I set off on my run in the mid afternoon sun. As I close the front door of my house, I listen to two voices inside me: one comes from my mind, the other one from my body. Together they either help me achieve my goal or make me give up half way through. My marathon is in almost four weeks’ time and I aim to complete seventeen miles today. I plan to “break the wall”, that invisible, mental construct that defeats runners of all ages, genders and abilities. Last year as I trained for the same event, the Brighton Marathon, I came across certain features in my personality to which I had not paid proper attention before, resilience and stubbornness being two of them (mind you, the latter has been known to me for several years). The “wall-breaking” moment brought about changes in the way I saw running and the elements I needed to work on in order to succeed.
Today both voices are in agreement: you can do it. Still, I look for mental and visual stimulation. Being well acquainted with the route I will be covering makes my physical effort less demanding.
Massed and compact front lawns announce timidly the arrival of spring. Small, buttercup-coloured daisies stand out amongst the lush green, a green that is the result of heavy downfalls (including Storm Doris) in London in the last fortnight. With the temperature in double figures, but certainly not in the teens yet and a weak sun bleeding orange rays I take the first step.

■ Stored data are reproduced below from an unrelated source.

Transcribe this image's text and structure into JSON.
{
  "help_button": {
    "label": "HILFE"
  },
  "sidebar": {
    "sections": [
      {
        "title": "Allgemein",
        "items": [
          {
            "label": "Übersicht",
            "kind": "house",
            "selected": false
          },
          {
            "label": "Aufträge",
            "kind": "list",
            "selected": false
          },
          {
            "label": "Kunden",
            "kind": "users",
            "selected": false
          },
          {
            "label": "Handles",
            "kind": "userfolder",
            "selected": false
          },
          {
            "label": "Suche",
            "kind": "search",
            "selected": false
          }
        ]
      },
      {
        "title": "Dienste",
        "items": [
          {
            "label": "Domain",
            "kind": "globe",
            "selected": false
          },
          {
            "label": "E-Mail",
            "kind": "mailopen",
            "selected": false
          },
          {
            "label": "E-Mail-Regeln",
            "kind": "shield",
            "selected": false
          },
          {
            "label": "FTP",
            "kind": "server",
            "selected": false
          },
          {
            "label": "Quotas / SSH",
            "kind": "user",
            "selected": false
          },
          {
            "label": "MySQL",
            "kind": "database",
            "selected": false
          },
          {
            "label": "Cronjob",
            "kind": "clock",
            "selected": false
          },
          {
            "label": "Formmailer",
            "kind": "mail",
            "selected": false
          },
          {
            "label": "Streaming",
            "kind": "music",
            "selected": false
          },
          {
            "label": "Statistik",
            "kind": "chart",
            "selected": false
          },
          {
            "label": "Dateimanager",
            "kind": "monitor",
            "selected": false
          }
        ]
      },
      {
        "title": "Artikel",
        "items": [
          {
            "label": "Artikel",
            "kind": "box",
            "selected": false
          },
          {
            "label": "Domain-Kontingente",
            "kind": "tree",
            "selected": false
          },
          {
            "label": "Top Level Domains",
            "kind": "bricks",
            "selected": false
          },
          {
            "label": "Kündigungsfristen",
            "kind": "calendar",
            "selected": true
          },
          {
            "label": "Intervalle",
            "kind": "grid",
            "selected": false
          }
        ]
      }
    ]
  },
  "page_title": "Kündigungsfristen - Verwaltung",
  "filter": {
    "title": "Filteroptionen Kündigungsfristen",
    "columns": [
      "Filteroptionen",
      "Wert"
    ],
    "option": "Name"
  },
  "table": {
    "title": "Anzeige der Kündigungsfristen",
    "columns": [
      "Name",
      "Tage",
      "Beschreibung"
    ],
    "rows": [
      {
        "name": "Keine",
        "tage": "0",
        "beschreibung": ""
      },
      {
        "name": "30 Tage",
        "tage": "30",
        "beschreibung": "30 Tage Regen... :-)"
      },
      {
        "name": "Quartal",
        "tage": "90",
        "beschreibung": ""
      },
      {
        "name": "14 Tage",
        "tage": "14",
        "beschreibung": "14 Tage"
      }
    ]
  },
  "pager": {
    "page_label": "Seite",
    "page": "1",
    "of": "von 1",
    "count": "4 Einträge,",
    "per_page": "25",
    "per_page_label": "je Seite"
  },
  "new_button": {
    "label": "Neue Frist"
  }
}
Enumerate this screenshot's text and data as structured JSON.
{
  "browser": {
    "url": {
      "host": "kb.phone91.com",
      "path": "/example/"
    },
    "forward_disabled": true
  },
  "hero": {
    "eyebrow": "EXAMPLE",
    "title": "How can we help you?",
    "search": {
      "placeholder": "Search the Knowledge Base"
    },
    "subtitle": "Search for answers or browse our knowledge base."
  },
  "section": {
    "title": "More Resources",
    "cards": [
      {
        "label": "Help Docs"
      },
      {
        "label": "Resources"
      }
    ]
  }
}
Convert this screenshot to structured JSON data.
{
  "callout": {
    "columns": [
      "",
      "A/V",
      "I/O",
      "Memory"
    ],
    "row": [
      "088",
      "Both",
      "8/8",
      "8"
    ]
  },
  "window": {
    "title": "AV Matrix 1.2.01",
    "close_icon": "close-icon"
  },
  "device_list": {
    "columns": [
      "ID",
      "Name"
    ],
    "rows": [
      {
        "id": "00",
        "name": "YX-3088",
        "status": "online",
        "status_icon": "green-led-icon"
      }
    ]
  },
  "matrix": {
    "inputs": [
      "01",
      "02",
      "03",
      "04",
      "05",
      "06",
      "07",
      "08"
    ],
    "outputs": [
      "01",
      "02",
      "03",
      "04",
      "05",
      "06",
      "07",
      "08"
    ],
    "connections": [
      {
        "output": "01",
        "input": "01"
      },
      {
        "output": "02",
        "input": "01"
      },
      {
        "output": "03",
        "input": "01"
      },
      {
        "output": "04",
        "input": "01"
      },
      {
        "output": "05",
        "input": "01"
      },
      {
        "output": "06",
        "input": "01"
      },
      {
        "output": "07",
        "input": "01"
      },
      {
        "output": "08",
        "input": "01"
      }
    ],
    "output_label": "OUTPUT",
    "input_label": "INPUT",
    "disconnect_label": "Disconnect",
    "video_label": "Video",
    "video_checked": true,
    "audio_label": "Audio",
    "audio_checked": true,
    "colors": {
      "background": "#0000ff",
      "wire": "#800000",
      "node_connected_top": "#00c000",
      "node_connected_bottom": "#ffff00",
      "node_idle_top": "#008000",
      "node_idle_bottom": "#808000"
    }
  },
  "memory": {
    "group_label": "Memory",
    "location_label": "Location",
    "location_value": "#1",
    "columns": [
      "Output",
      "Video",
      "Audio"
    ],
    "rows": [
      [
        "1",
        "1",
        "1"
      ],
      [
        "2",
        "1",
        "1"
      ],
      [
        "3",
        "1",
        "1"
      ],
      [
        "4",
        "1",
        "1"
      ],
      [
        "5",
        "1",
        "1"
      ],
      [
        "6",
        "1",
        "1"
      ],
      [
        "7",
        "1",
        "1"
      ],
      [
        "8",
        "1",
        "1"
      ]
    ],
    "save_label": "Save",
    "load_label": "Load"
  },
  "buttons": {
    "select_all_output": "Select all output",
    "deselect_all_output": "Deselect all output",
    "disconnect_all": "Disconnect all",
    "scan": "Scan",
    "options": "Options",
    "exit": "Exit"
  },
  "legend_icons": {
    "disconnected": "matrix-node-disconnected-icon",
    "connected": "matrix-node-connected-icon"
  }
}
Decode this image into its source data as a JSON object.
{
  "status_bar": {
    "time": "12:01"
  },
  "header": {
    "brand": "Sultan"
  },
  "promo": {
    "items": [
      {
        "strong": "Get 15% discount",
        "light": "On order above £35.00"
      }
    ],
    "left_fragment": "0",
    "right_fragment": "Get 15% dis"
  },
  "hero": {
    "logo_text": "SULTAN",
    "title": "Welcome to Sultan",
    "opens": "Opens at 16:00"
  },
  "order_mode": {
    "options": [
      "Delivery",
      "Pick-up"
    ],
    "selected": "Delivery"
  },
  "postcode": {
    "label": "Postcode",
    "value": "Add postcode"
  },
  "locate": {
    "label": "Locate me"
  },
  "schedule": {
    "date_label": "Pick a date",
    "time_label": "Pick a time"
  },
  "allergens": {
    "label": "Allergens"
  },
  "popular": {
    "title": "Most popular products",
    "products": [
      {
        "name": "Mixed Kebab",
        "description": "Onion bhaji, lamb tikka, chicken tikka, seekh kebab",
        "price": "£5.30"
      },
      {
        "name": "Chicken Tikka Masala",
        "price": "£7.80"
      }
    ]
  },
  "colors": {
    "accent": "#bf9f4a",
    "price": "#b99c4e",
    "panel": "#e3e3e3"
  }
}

Up and down I go around my urban jungle. After a while the route becomes flatter and my pace steadies. As if in direct contradiction with my surroundings my energy levels rise as the day slowly dies. By the time I reach mile fifteenth, the sun is but a spark behind the buildings on the high road. I get home submerged in darkness. I check my mileage and I feel pleased about reaching my goal. For some strange reason I think back on the buttercup-coloured daisies, springing up amidst the lush green of people’s front lawns.